© Горький Медиа, 2025
4 июля 2025

Сокруши мою душу: книги недели

Что спрашивать в книжных

Путеводитель по моде XX века, уроки прослушивания средневековой музыки, Тургенев глазами китайцев, история съемок «Человека с киноаппаратом» и европейская кухня как производная Просвещения. На календаре пятница — день, когда редакция «Горького» выбирает самые интересные «Книги недели».

Все мы начиная с 24 февраля 2022 года оказались перед лицом наступающего варварства, насилия и лжи. В этой ситуации чрезвычайно важно сохранить хотя бы остатки культуры и поддержать ценности гуманизма — в том числе ради будущего России. Поэтому редакция «Горького» продолжит говорить о книгах, напоминая нашим читателям, что в мире остается место мысли и вымыслу.

Валери Мендес, Эми де ла Хэй. Мода с 1900 года. М.: Ад Маргинем Пресс, 2025. Перевод с английского Софьи Абашевой. Содержание

С 1999 года этот карманный путеводитель из серии World of Art (карманный формат, сухой объективный стиль, масса иллюстраций) переиздавался трижды. Авторы знакомы с индустрией не понаслышке: Де ла Хэй — профессор истории костюма и руководитель Центра кураторства моды Лондонского колледжа моды, а Мендес 30 лет заведует отделом текстиля и костюма в музее Виктории и Альберта. Каждая глава начинается коротким обзором политических и экономических реалий эпохи, в результате идеи дизайнеров предстают как прямая реакция на события, а не абстрактный «поиск красоты». Демонстрация того, как линии кроя меняются с линиями фронта и колебаниями валют, возвращает фэшну смысл, который порой теряется за созерцанием фотографий с подиумов.

В новом издании добавлены главы о 2000–2010-х, но такие актуальные для индустрии темы, как ее углеродный след и условия труда в fast fashion затронуты лишь по касательной, справочно. Бросается в глаза также европоцентричность путеводителя, хотя полюс потребления давно и уверенно смещается на Юго-Восток. Впрочем, это не делает «Моду с 1900 года» менее надежной обзорной картой по истории дизайна одежды в XX веке, а всем, кто хочет увеличить масштаб — библиография в помощь.

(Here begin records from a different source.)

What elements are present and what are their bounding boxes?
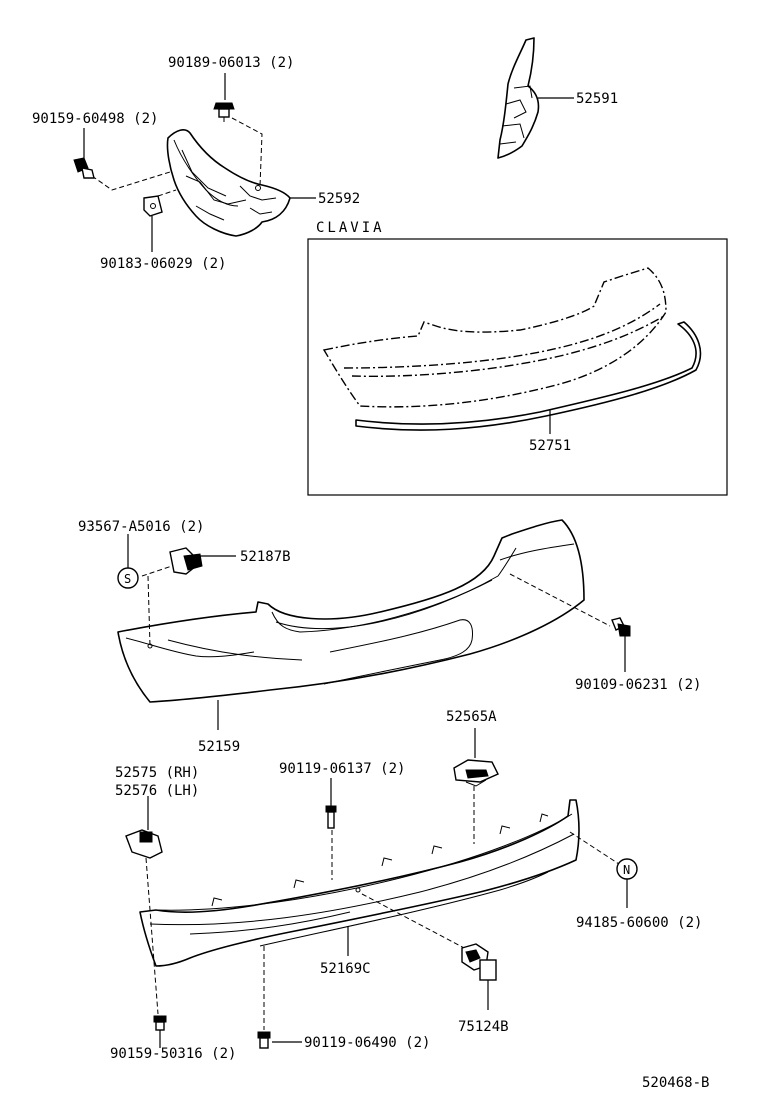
bumper-cover-52159[interactable] (117, 519, 585, 703)
label-52565A: 52565A (446, 709, 497, 725)
retainer-52575-icon[interactable] (125, 829, 163, 859)
absorber-52169c[interactable] (139, 799, 580, 967)
panel-52591[interactable] (497, 37, 540, 159)
leader-dash-90189 (231, 117, 263, 187)
label-94185-60600: 94185-60600 (2) (576, 915, 702, 931)
screw-90189-icon[interactable] (213, 102, 235, 122)
clavia-label: CLAVIA (316, 220, 385, 236)
clip-52565a-icon[interactable] (453, 759, 499, 787)
screw-90159-50316-icon[interactable] (153, 1015, 167, 1031)
screw-90159-60498-icon[interactable] (73, 157, 95, 179)
bumper-clavia[interactable] (322, 267, 667, 408)
label-52592: 52592 (318, 191, 360, 207)
label-52575-RH: 52575 (RH) (115, 765, 199, 781)
label-90183-06029: 90183-06029 (2) (100, 256, 226, 272)
leader-dash-90109 (509, 573, 611, 627)
label-90119-06137: 90119-06137 (2) (279, 761, 405, 777)
clavia-box (307, 238, 728, 496)
screw-90119-06490-icon[interactable] (257, 1031, 271, 1049)
moulding-52751[interactable] (355, 321, 702, 431)
screw-90109-icon[interactable] (611, 617, 631, 637)
nut-90183-icon[interactable] (143, 195, 163, 217)
svg-text:N: N (623, 863, 630, 877)
leader-dash-90159a (91, 171, 171, 191)
screw-90119-06137-icon[interactable] (325, 805, 337, 829)
label-75124B: 75124B (458, 1019, 509, 1035)
leader-dash-52187b (141, 565, 173, 647)
svg-text:S: S (124, 572, 131, 586)
circle-s-symbol: S (117, 567, 139, 589)
label-52751: 52751 (529, 438, 571, 454)
leader-dash-52575 (145, 857, 159, 1015)
leader-dash-90183 (157, 189, 177, 197)
diagram-code: 520468-B (642, 1075, 709, 1091)
label-90189-06013: 90189-06013 (2) (168, 55, 294, 71)
label-52576-LH: 52576 (LH) (115, 783, 199, 799)
label-90109-06231: 90109-06231 (2) (575, 677, 701, 693)
clip-52187b-icon[interactable] (169, 547, 203, 575)
label-52591: 52591 (576, 91, 618, 107)
mudguard-52592[interactable] (166, 129, 291, 237)
label-52187B: 52187B (240, 549, 291, 565)
label-52169C: 52169C (320, 961, 371, 977)
label-90119-06490: 90119-06490 (2) (304, 1035, 430, 1051)
label-90159-60498: 90159-60498 (2) (32, 111, 158, 127)
circle-n-symbol: N (616, 858, 638, 880)
sensor-75124b-icon[interactable] (461, 943, 497, 981)
leader-dash-94185 (569, 831, 623, 867)
leader-dash-75124b (361, 893, 469, 951)
label-52159: 52159 (198, 739, 240, 755)
label-90159-50316: 90159-50316 (2) (110, 1046, 236, 1062)
label-93567-A5016: 93567-A5016 (2) (78, 519, 204, 535)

«Одним из самых значимых модных явлений 1990-х годов стало активное продвижение „супермоделей“. Слава Линды Евангелисты (которая, по ее словам, „не встала бы с постели меньше чем за 10 000 долларов в день“), Кристи Тарлингтон, Синди Кроуфорд, Клаудии Шиффер, Наоми Кэмпбелл, Кейт Мосс, Стеллы Теннант и Хонор Фрейзер не уступает славе звезд кино и поп-музыки и весьма способствует поддержанию общественного интереса к высокой моде. Однако мода на крайне худых манекенщиц, существовавшая с начала и до середины 1990-х годов, вызвала критику в адрес модной индустрии, когда была выявлена ее связь с ростом количества случаев расстройства пищевого поведения. Также осуждению подверглось использование манекенщиц в фотосессиях, стилизованных таким образом, чтобы можно было связать их нездоровую худобу с употреблением наркотиков. В 1997 и 1998 годах дополнительную озабоченность вызвало появление в индустрии моды юных манекенщиц, не достигших половой зрелости».

Данил Рябчиков. Утешение средневековой музыкой. Путеводитель для современного слушателя. М.: АСТ: Лед, 2025. Содержание. Фрагмент

Автор книги «Музыкальная история Средневековой Европы», статей, подкастов и телеграм-канала по теме Данил Рябчиков разбирается в вопросе не только теоретически, но и практически — руководит ансамблями старинной музыки Labyrinthus и Universalia in Re, а также коллективом под названием Medievallica. Вероятно, поэтому самые интересные пассажи этой книги касаются опыта переживания средневековой музыки «изнутри» — в качестве исполнителя и влюбленного слушателя, умеющего нащупать живые связи и созвучия между исторической формой и современным взглядом.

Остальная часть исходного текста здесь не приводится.